Onderzoekers kunnen storytelling gebruiken in kwalitatief onderzoek, waarmee de 'zachte' kant van de organisatie zichtbaar gemaakt wordt. Middels een interpretatiemethode – er worden er in het boek verschillende genoemd – kan de onderzoeker betekenis geven aan haar of zijn data waarna de resultaten, bij voorkeur als verhaal, kunnen worden teruggekoppeld naar de opdrachtgevers.
Storytelling is niet iets dat je even aan een veranderingsproces toevoegt omdat het zo leuk is. Het is een strategie ten aanzien van het hele proces en een interventie-instrument voor verschillende momenten van het proces waarvoor bewust gekozen moet worden.
Het enthousiasme van de auteurs en de cases waarmee zij hun theorie inzichtelijk maken, laten echter zien dat storytelling in iedere organisatie en voor ieder veranderingsproces een belangrijke bijdrage kan leveren. Werken met verhalen vraagt echter wel om een narratief vermogen van de verteller, van de toehoorders en van de organisatie.

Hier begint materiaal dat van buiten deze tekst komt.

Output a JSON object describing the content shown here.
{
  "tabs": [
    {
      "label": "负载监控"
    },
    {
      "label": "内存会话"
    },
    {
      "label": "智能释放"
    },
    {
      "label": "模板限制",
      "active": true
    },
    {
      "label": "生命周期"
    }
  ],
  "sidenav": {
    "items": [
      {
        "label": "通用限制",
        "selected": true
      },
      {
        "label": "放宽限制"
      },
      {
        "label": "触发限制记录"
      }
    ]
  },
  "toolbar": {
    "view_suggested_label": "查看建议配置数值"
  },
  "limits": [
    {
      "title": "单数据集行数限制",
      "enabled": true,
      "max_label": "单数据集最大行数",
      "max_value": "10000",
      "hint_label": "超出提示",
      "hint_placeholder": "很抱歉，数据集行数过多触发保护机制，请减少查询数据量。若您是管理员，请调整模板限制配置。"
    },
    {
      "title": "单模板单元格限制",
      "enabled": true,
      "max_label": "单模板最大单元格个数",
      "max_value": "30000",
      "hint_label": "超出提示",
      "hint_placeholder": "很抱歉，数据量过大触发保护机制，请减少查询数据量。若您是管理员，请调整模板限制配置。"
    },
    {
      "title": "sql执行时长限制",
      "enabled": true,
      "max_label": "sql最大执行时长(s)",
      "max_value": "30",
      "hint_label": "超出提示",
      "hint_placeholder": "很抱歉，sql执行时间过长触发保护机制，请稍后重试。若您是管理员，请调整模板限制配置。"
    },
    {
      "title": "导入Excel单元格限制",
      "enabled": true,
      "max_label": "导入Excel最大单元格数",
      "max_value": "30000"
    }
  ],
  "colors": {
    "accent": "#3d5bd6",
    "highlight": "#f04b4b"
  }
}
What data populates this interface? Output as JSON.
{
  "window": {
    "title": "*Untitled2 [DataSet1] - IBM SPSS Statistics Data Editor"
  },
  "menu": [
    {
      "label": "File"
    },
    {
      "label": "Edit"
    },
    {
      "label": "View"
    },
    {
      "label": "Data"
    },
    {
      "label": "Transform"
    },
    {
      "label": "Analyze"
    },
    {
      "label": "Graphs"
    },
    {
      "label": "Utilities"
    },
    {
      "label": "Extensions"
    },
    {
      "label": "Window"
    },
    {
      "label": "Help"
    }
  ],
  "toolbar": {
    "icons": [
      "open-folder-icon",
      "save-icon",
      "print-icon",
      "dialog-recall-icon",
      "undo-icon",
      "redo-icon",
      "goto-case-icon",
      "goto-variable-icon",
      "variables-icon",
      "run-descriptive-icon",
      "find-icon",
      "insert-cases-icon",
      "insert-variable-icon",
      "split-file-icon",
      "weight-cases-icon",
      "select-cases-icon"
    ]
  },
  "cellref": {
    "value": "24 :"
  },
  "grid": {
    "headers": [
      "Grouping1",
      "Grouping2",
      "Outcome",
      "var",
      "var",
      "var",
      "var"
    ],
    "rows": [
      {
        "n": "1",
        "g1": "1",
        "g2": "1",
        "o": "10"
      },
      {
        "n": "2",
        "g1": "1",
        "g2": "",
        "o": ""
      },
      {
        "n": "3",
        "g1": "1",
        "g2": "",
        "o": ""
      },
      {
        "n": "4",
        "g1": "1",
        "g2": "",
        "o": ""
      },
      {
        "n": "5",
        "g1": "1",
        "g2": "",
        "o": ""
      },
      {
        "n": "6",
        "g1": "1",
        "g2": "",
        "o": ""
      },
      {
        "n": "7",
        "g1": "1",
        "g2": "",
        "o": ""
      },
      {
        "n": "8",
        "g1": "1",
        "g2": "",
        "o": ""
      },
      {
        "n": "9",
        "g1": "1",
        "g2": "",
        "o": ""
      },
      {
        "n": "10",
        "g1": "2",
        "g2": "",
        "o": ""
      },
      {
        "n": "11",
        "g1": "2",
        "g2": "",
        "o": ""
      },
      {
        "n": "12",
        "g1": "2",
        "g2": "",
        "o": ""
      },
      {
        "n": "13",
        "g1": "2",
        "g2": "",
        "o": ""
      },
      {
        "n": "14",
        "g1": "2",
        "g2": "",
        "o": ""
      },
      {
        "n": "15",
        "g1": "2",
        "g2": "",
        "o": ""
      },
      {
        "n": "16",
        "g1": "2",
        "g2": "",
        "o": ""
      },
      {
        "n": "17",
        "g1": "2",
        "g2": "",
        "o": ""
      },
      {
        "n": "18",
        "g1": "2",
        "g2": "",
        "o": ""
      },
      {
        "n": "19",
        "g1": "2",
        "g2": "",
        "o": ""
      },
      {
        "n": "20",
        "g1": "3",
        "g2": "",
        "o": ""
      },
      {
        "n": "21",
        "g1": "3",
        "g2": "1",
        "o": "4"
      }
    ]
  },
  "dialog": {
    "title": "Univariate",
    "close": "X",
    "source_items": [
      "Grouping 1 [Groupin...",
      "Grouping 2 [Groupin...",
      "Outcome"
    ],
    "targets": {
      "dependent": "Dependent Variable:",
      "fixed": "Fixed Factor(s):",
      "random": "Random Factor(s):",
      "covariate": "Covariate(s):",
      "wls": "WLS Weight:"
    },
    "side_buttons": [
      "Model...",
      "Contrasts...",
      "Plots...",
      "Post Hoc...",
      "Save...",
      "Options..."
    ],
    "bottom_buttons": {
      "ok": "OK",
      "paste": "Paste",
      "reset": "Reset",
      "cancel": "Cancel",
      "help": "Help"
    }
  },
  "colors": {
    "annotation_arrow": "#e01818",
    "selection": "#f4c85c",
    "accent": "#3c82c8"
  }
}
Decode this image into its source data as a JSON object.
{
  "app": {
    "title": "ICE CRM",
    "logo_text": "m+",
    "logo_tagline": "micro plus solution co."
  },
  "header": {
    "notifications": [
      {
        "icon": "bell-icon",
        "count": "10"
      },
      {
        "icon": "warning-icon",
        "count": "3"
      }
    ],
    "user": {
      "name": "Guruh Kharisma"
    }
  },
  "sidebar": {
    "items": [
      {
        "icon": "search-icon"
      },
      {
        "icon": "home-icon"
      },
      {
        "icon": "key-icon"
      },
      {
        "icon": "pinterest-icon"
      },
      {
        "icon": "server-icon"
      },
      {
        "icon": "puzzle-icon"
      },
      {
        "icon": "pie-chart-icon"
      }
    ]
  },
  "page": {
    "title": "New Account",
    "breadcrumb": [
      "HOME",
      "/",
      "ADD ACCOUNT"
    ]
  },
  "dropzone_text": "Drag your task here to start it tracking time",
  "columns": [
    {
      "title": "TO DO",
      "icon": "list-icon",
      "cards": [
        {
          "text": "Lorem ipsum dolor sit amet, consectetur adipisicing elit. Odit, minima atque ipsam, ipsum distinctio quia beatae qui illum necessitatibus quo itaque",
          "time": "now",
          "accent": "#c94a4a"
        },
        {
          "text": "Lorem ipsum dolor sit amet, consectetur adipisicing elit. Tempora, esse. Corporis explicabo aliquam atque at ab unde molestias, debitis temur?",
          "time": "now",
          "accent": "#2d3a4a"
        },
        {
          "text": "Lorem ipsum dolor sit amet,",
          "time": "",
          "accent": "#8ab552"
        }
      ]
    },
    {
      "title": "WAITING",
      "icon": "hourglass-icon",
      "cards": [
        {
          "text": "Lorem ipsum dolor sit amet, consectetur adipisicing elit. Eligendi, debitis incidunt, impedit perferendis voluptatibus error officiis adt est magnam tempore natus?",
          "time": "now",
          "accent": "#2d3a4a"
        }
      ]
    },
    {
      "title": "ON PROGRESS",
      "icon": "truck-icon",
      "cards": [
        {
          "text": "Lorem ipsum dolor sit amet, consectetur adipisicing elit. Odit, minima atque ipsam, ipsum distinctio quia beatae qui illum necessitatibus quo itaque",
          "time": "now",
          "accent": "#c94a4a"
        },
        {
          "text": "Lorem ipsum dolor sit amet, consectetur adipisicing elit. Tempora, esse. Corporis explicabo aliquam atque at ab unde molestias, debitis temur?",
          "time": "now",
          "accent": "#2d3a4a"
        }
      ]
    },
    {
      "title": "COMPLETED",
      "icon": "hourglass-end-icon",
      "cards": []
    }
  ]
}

Een klein probleem, want in tegenstelling tot vele anderen culturen is de Nederlandse cultuur geen vertelcultuur – het narratief klimaat is tamelijk kil. Nederlanders houden van concreet en zakelijk. Vergelijk – bijvoorbeeld – de Nederlandse literatuur maar eens met de Zuid-Amerikaanse. Waar Nederlandse schrijvers graag willen informeren en zoveel mogelijk betekenis in zo min mogelijk woorden stoppen, kunnen schrijvers als Garcia Marquez oeverloos uitweiden en de lezers meevoeren naar voor hen onontgonnen gebieden. De vraag die opkomt is dus of Nederland wel rijp is voor storytelling?
Het antwoord is ja en ja. Ja, want er zijn genoeg creatieve denkers die zich de kunst van storytelling eigen kunnen maken. Er is volgens de auteurs alleen wat lef voor nodig. En ja, want organisaties worden ook bevolkt door medewerkers die zijn opgevoed in een meer narratieve cultuur. Zij hebben hier een voorsprong, die ze ten faveure van allen in kunnen zetten. Omdat een verhaal volgens het boek epidemische vormen kan aannemen, draagt storytelling ook nog bij aan de interculturalisatie van organisaties!
Mij heeft het boek overtuigd van de rijkdom en kracht van verhalen en ben nieuwsgierig of storytelling ook op andere gebieden, zoals in het werk met jongeren, gebruikt kan worden. Als hulpverlener bezit ik het vermogen om te luisteren, nu nog oefenen in het vertellen.